Ciao Alberto. Hai fatto benissimo a puntualizzare perché – in effetti – avevo frainteso io, credendo che tu ti riferissi proprio alla possibilità di “ricucire la situazione attuale”, obiettivo che reputo ovviamente anch’io del tutto irrealizzabile, almeno su larga scala.
Quanto invece alla possibilità di salvaguardare – su scala locale – queste nicchie di ecosostenibilità, sono assolutamente convinto anch’io che questa sia l’unica strada percorribile.
Non mi stancherò mai di ripetere che la via d’uscita potrà e dovrà esclusivamente muovere da una sensibilità individuale. O da un network – inizialmente ristretto – di sensibilità individuali, le quali non necessariamente rappresenteranno un modello emulabile dal resto della collettività!
Ma, almeno in quelle oasi, le prospettive potranno essere legittimamente diverse, per chi sceglierà di aderirvi.
A presto, ciao.
“Da tredici anni ho sostituito la competizione con la cooperazione. E mi sono trovata benissimo!”
Heide Marie Schwermer
Grandissima citazione. Non l’ho ancora letto, ma a breve mi dedicherò anche a “Vivere senza soldi”. Se ti va e vuoi mandarmi una tua recensione/commento, la pubblico volentieri nella sezione “Pensare High”! Ciao
Ciao Andrea,
il suo libro non l’ho letto ma ho visto quel film di cui ti dicevo. Si trova su you tube e dura circa un’ora e mezza. Poi ho letto le sue interviste e c’è anche
una scena di lei (bellissima) che va per un giorno a pulire un negozio di frutta e verdura. Ovviamente la guardano come una marziana e lei fa delle domande ai proprietari che sono lì quasi in imbarazzo… Lei spiega perché lo fa e a un certo punto dice quella cosa che ho citato… Mi è venuta in mente quando hai parlato della cooperazione… Trovo quella donna coraggiosa e di grandissimo fascino… Ho rivisto quella scena una decina di volte!
A proposito, invece di Cristiano Bottone.
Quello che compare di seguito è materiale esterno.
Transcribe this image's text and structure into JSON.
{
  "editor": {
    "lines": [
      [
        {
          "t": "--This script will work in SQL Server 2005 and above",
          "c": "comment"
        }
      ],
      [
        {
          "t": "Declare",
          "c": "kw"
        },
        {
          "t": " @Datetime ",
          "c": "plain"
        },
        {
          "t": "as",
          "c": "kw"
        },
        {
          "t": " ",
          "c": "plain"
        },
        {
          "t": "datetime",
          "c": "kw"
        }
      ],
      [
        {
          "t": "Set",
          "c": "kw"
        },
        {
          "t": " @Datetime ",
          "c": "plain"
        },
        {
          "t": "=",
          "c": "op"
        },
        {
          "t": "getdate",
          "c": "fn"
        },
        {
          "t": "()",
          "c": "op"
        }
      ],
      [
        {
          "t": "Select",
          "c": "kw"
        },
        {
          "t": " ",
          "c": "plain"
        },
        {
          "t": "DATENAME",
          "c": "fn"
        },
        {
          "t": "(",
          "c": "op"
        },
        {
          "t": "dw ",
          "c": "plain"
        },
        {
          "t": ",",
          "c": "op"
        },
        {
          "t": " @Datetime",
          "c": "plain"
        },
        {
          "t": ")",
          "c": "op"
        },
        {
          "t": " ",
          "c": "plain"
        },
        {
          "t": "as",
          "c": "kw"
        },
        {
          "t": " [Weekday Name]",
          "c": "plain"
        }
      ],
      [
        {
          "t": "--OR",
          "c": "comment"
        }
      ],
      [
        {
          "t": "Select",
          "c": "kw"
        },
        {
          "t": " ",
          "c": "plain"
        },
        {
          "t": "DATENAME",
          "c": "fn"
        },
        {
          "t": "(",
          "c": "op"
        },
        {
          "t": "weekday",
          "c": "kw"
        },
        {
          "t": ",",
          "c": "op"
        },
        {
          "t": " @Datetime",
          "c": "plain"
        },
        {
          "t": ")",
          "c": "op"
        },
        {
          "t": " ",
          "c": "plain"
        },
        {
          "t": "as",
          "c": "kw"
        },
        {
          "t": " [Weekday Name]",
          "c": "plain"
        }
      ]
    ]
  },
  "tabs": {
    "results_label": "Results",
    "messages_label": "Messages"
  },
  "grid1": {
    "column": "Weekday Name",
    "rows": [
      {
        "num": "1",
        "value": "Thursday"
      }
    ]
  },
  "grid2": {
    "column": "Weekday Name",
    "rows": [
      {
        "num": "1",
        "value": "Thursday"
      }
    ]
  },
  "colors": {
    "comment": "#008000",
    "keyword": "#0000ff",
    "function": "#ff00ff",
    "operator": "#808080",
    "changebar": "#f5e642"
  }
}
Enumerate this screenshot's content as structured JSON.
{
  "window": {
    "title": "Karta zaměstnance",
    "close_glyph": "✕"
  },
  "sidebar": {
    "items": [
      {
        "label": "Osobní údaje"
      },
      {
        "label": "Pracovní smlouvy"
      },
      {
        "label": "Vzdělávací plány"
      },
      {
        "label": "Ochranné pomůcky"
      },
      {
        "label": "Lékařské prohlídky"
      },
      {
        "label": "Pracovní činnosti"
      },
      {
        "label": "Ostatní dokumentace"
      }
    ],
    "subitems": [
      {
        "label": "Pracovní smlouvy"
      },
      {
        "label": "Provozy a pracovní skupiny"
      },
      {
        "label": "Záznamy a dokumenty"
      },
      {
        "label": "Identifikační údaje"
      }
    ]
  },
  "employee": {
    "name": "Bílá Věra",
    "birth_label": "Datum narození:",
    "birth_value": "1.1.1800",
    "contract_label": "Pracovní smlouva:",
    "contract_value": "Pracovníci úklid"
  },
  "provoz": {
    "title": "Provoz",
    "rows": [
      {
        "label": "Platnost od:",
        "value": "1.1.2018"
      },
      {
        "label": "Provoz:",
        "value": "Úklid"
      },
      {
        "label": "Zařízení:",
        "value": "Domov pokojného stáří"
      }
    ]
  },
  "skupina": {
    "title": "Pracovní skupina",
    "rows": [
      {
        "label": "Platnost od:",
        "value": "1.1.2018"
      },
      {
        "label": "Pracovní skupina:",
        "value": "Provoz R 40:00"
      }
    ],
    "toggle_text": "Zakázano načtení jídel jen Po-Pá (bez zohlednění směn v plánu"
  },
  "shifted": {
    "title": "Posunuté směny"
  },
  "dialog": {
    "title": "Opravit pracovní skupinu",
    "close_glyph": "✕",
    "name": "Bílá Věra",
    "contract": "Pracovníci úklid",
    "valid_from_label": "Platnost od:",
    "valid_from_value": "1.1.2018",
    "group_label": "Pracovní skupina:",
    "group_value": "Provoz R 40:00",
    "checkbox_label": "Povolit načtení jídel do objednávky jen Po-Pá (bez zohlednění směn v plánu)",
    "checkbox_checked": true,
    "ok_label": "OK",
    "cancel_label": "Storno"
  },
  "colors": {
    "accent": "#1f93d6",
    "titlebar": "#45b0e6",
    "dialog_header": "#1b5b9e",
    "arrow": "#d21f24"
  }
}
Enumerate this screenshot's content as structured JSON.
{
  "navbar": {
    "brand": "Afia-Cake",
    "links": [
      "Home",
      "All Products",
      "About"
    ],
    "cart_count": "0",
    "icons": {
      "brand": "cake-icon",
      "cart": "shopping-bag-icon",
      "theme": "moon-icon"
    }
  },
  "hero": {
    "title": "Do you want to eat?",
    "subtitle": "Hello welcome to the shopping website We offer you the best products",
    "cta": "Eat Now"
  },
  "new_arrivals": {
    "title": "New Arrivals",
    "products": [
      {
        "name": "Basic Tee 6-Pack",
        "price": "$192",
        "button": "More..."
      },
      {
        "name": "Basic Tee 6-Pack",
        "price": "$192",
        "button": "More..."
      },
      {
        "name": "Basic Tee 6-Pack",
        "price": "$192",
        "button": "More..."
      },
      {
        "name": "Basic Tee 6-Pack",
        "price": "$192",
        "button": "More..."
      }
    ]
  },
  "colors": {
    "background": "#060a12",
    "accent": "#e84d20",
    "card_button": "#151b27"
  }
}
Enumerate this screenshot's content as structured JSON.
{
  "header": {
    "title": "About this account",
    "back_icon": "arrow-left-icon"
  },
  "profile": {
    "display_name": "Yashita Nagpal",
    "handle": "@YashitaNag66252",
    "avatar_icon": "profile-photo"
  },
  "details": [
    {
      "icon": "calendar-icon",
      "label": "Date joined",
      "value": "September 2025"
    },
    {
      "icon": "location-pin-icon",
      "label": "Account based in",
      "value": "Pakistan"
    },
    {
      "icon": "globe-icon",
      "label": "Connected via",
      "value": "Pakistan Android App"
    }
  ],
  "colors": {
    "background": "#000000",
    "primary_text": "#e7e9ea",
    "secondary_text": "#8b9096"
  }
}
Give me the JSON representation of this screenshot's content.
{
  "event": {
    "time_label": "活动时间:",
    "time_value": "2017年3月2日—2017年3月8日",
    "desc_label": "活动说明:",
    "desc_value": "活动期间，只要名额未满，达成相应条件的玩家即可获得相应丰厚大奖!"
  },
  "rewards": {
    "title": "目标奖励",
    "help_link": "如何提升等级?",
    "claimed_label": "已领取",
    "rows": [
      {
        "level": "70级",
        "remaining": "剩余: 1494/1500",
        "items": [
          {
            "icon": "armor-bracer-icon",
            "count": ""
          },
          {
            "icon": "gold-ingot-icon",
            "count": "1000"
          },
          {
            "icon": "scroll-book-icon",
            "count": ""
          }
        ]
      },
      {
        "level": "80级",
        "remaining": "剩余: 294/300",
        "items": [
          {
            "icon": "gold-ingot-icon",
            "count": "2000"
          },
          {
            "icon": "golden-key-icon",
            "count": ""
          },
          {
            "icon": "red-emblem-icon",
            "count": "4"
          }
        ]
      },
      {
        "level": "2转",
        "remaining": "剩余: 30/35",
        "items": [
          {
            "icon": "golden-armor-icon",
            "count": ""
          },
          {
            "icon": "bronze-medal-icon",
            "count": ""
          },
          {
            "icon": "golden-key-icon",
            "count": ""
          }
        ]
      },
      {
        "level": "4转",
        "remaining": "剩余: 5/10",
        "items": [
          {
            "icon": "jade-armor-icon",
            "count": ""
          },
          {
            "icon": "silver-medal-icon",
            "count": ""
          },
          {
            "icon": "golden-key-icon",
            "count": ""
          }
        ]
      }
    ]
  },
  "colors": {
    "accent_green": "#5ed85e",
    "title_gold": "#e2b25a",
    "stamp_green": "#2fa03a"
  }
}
Me lo sono andata a cercare e ho letto qualcosa ma non riesco a trovare gli altri 8 punti del decalogo… Ma dove sono? Il primo riguarda la competizione, il secondo l’alimentazione che, a sua volta ne comprende alttri 10. Ma gli altri 8?
Ciao
Marica
Eccola quella scena della frutteria. Dura un paio di minuti… Quella frase però mi è rimasta nella testa… Se tutti noi ci comportassimo così, sostituendo la competizione con la cooperazione… Non sarebbe un mondo meraviglioso? Qualcuno potrebbe dire che è insita nell’uomo eppure alcuni scienziati sostengono che noi siamo primati e i primati sono animali sociali e collaborativi… Siamo diventati così quindi. Non siamo nati così… A me sembra una cosa rivoluzionaria e di una portata sconvolgente…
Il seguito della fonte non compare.